FIG. 1 is a diagram showing a flow from when a joint torque is generated from a myoelectric signal to when a trajectory is generated in an embodiment of the present invention.

FIG. 2 is a diagram showing a calculation model of a trajectory.

FIG. 3 is a diagram showing a two-link manipulator that models a human forearm and upper arm.

FIG. 4 is a diagram showing a muscle model.

FIG. 5 is a diagram showing a model of six muscles.

FIG. 6 is a diagram illustrating a generated trajectory.

FIG. 7 is a diagram showing a relationship between speed and time.

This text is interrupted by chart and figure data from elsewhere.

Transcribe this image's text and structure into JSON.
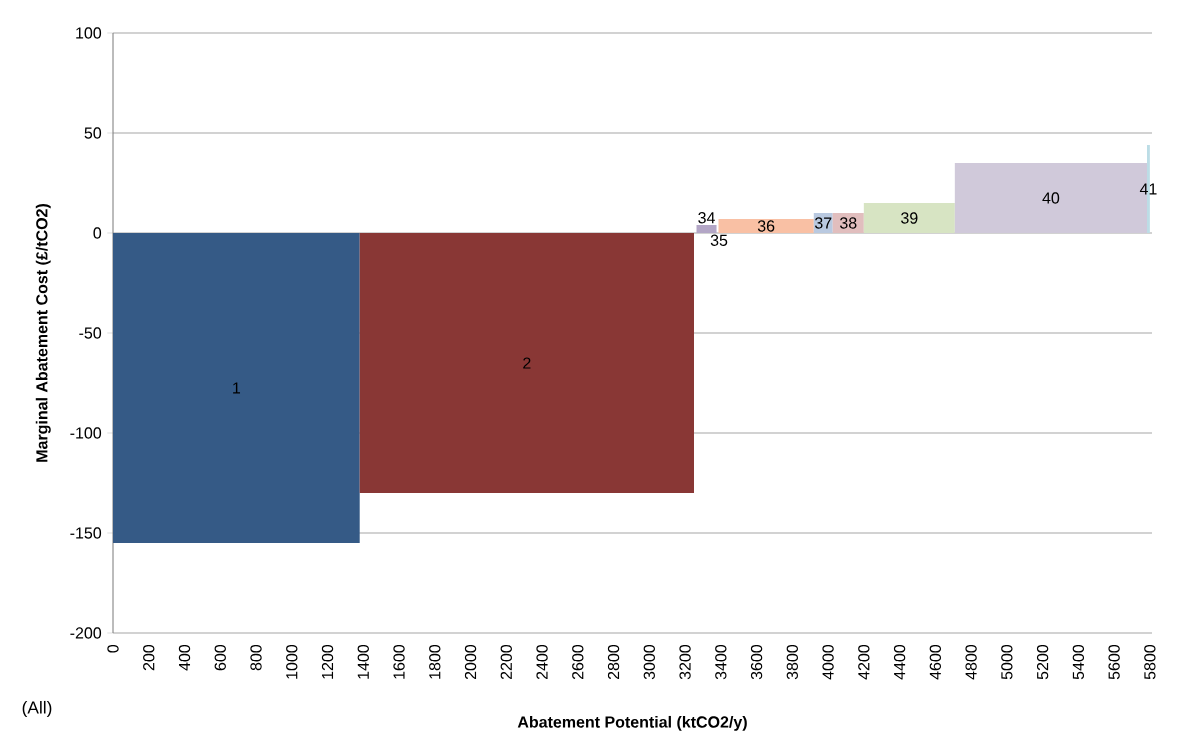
{
  "chart_data": {
    "type": "area",
    "xlabel": "Abatement Potential (ktCO2/y)",
    "ylabel": "Marginal Abatement Cost (£/tCO2)",
    "annotations": [
      "(All)",
      {
        "text": "35",
        "x": 3390,
        "y": 0
      }
    ],
    "xlim": [
      0,
      5812
    ],
    "ylim": [
      -200,
      100
    ],
    "xticks": [
      0,
      200,
      400,
      600,
      800,
      1000,
      1200,
      1400,
      1600,
      1800,
      2000,
      2200,
      2400,
      2600,
      2800,
      3000,
      3200,
      3400,
      3600,
      3800,
      4000,
      4200,
      4400,
      4600,
      4800,
      5000,
      5200,
      5400,
      5600,
      5800
    ],
    "yticks": [
      -200,
      -150,
      -100,
      -50,
      0,
      50,
      100
    ],
    "grid": "y",
    "series": [
      {
        "name": "1",
        "color": "#355a86",
        "x": [
          0,
          1380
        ],
        "values": [
          -155,
          -155
        ]
      },
      {
        "name": "2",
        "color": "#893735",
        "x": [
          1380,
          3250
        ],
        "values": [
          -130,
          -130
        ]
      },
      {
        "name": "34",
        "color": "#b3a6c6",
        "x": [
          3264,
          3376
        ],
        "values": [
          4,
          4
        ]
      },
      {
        "name": "36",
        "color": "#f9c0a4",
        "x": [
          3387,
          3920
        ],
        "values": [
          7,
          7
        ]
      },
      {
        "name": "37",
        "color": "#b9c9e0",
        "x": [
          3920,
          4026
        ],
        "values": [
          10,
          10
        ]
      },
      {
        "name": "38",
        "color": "#e1bebe",
        "x": [
          4026,
          4200
        ],
        "values": [
          10,
          10
        ]
      },
      {
        "name": "39",
        "color": "#d7e4c3",
        "x": [
          4200,
          4709
        ],
        "values": [
          15,
          15
        ]
      },
      {
        "name": "40",
        "color": "#d0c9da",
        "x": [
          4709,
          5784
        ],
        "values": [
          35,
          35
        ]
      },
      {
        "name": "41",
        "color": "#bcdde6",
        "x": [
          5784,
          5800
        ],
        "values": [
          44,
          44
        ]
      }
    ]
  }
}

FIG. 8 is a diagram showing pseudo tension.

[Explanation of symbols]

 1 human arm 2 myoelectric signal amplifier 3 filter 4 muscle tension estimation circuit 5 joint torque estimation circuit 6 equation of motion 11, 12, 1n acceleration estimation model

 ──────────────────────────────────────────────────続 き Continuing on the front page (72) Mitsuo Kawato Inventor 5 Shiratani, Inaya, Seika-cho, Soraku-gun, Kyoto Pref.

Claims (5)

[Claims] 1. A myoelectric signal generating apparatus for generating an electromyographic signal, comprising: a trajectory and a muscle of a body part based on an evaluation criterion of a minimum myoelectric signal change processed using a body model realized by an acceleration model. A myoelectric signal generating device for estimating an electric signal. 2. The body part model measures a movement of a subject's arm and a myoelectric signal simultaneously, and uses a model for converting the measured myoelectric signal into joint torque and a function between measured data using a predetermined algorithm. The myoelectric signal generation device according to claim 1, wherein the relationship is reproduced. 3. The myoelectric signal generation device according to claim 1, wherein the body model is provided with joint torque as teacher data, and parameters thereof are determined using a predetermined algorithm. 4. The muscle according to claim 2, wherein the joint torque is determined based on trajectory measurement data, and the physical parameters such as the length and weight of the body part are determined from the shape of the body part. Electric signal generator. 5. An optimal trajectory according to an evaluation criterion such that the pseudo tension is as smooth as possible by using a mapping relation from the pseudo tension obtained by the physical parameters to the joint torque, and the evaluation criterion. The myoelectric signal generation device according to claim 1, wherein a pseudo tension that satisfies is satisfied.